Dicen que era un dios de la mitología romana, el espíritu
encargado de selvas, bosques y campos y el primer responsable de delimitar un
terreno con piedras en las esquinas. Vamos, que inventó la propiedad privada y
por eso tiene su nombre en tan señorial avenida de la fase de desarrollo que da
salida a Arturo Soria, Canillas y Hortaleza hacia el desagüe automovilístico de
la M-40.
Sus casas denotan, por estilo y material de construcción,
que ya no pertenecen a esas promociones de los 50 y 60 que se mantienen en pie
un poco más arriba con su olor a sofrito de ajo y sus abuelas en bata de
guatiné paseando perros sin pedigrí. Silvano es ya de otro estatus, los
telefonillos ya tienen cámara, las ventanucas al patio son ahora terrazas que sobrevuelan
piscinas y pistas de pádel y los vecinos disfrutan de las "zonas comunes" (lo
que antes era: “Niño baja al patio que se ha caído un calcetín”). Consigue ese
objetivo de las nuevas promociones de albergar a la clase media, que es
media-alta en las casas que dan hacia el Conde de Orgaz y media-baja en las que
dan hacia Vila Rosa.
Por algún motivo es calle, cuando debería ser avenida. La
diferencia entre una y otra nomenclatura la marcan la anchura y la velocidad de
los coches. Quizás no haya conseguido el “upgrade” por culpa de los semáforos,
que están perfectamente sincronizados para joderte la mañana o la tarde, según
vayas o vengas. Qué tiempos aquellos en los que mi madre y yo nos hacíamos todo
Velázquez sin parar enlazando semáforos en verde o naranja. Cómo sufría el
cientoveintisiete después de dos kilómetros a fondo en segunda. Qué mal
conducía mi madre y qué bien nos lo pasábamos.
A mitad de calle el urbanista de turno sembró una plaza,
pero le salió mustia.

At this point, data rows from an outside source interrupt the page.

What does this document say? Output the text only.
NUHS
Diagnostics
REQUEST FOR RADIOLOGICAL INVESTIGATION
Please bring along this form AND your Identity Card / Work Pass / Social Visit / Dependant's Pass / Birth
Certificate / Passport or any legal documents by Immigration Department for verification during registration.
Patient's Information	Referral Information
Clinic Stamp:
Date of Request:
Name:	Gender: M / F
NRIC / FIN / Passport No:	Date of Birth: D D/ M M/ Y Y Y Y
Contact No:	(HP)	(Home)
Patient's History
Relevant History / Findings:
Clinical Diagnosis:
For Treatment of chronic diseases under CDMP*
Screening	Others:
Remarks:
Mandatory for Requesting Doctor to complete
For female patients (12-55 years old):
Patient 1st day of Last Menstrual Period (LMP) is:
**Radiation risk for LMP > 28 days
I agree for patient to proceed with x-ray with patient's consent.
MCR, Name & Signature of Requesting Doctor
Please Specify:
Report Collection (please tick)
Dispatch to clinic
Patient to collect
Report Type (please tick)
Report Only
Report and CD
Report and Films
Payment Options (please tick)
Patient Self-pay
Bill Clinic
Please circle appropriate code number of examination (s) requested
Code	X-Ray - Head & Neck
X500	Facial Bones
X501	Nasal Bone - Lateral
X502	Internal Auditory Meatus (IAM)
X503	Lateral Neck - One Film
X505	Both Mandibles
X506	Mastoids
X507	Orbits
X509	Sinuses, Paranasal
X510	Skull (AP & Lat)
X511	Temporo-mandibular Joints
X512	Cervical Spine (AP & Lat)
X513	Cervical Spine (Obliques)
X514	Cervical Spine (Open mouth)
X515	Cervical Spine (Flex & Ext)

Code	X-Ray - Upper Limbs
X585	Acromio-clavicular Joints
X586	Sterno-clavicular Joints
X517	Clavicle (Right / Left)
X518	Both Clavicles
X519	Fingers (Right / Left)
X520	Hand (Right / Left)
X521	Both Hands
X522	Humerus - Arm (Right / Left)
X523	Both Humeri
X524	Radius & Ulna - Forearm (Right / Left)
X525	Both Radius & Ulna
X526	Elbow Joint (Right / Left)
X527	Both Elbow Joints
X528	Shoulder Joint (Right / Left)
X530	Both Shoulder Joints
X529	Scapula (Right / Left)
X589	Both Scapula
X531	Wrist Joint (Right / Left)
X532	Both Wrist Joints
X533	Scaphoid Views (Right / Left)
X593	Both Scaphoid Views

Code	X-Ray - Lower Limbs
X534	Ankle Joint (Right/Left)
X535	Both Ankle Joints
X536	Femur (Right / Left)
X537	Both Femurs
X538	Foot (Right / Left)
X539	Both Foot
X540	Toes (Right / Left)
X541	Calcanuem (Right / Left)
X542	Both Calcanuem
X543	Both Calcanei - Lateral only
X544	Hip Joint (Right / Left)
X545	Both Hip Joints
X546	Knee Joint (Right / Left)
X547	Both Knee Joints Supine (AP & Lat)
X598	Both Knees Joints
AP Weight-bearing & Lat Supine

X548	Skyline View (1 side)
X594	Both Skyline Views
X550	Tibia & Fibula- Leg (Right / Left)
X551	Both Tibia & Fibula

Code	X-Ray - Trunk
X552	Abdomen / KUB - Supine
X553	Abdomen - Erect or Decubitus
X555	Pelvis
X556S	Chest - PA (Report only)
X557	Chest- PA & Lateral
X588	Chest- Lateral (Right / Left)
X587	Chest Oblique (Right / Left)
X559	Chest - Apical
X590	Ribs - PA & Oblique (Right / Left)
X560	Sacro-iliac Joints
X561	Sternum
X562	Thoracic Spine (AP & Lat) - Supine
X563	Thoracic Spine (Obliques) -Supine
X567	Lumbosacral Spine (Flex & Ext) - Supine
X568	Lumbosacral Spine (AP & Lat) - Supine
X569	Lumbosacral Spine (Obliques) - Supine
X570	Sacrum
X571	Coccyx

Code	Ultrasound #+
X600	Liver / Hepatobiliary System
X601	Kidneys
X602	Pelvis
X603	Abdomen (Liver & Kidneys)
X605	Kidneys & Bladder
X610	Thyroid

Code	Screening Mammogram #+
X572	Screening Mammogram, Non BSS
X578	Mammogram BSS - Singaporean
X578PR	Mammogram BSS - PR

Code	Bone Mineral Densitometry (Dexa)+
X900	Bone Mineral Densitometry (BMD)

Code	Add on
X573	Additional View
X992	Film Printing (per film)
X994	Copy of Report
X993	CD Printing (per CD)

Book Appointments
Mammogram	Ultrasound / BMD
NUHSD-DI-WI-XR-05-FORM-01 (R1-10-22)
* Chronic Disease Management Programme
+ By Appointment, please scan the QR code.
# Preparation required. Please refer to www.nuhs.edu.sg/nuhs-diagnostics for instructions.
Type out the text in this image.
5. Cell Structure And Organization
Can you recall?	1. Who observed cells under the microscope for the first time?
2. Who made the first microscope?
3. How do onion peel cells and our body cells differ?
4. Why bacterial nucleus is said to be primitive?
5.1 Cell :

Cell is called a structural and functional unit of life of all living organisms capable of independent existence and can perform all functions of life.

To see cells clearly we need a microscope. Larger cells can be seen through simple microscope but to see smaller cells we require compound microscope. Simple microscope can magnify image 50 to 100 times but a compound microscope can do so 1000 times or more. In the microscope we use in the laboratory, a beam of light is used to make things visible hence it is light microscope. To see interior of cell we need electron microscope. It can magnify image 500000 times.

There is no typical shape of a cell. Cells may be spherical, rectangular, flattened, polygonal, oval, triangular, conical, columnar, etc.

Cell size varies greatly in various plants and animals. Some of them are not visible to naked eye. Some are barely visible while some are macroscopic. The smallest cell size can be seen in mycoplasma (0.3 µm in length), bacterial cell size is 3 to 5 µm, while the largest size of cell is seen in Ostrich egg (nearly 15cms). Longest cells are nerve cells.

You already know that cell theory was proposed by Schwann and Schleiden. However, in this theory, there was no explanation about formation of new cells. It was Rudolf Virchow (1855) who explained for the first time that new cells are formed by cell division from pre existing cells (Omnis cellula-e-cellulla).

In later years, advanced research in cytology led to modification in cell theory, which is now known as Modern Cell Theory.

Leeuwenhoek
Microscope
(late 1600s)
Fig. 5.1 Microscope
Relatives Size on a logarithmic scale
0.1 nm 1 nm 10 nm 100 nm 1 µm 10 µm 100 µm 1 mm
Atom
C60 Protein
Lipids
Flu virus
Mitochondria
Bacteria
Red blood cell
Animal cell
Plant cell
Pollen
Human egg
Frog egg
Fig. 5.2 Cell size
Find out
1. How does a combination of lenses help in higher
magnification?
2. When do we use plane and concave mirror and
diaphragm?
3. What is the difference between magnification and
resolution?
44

Esa manía de los urbanistas de pensar que los espacios se
hacen solos: quito un bloque de viviendas y en medio crecerá vida. Pues no,
solo hay cacas de perros, y eso que cuenta con los tres mejores abonos para que
crezca vida, el kiosko, la farmacia y el estanco.
Abajo de la cuesta está la M-40, siempre atascada o a punto
de atascarse, la vía del tren hacia no se sabe dónde y el recinto ferial de
Ifema, auténtico pulsómetro de la ciudad. Que Madrid está en huelga, Ifema
bloqueado; que los taxistas y los uberes se pegan, reyerta en Ifema; que llega
la Navidad, Ifema lleno de circos; que viene Greta a España, Ifema lleno de
verdes; que el terrorismo nos sacude, Ifema se llena de muerte. Son tan
espaciosos esos gigantescos y fríos pabellones que rápidamente se hacen eco de
lo que hierve en la ciudad.
Al otro lado de la cuesta, es decir arriba, está el Palacio
de Hielo. Una de esas tretas administrativas que permitieron convertir terrenos
para uso recreativo y deportivo en insulsos e impersonales centros comerciales.
No precisa de descripción porque es igual que todos, con las tiendas en el piso
de abajo y toda la restauración amontonada en el piso de arriba, esa orden
administrativa que impide que bares y Zaras puedan juntarse y convierte la zona
comercial en un triste deambular de zombies que gritan y se desmelenan cuando
llegan a la planta de la cerveza.
De tanto ir a tan repudiado espacio, los chicos han
aprendido a colarse al cine y yo a asomarme a la pista de hielo a ver bofetones
sin tener que conectarme a Yutuv. Reconozco que ya casi no voy porque a algún
cretino se le ocurrió que las tiendas de los Vips no eran rentables; ay,
listillo, ahora te estarás comiendo los mocos viendo la cantidad de tortitas
que vendías gracias a las revistas que nadie compraba y los libros gordos y
baratos que tantos Reyes y cumpleaños han salvado.
Pues hoy me he levantado pensando, reconozco que algo
obsesionado, con la cuesta de Silvano y deseando que no nos toque ni bajarla,
ni sobre todo subirla, en los próximos días.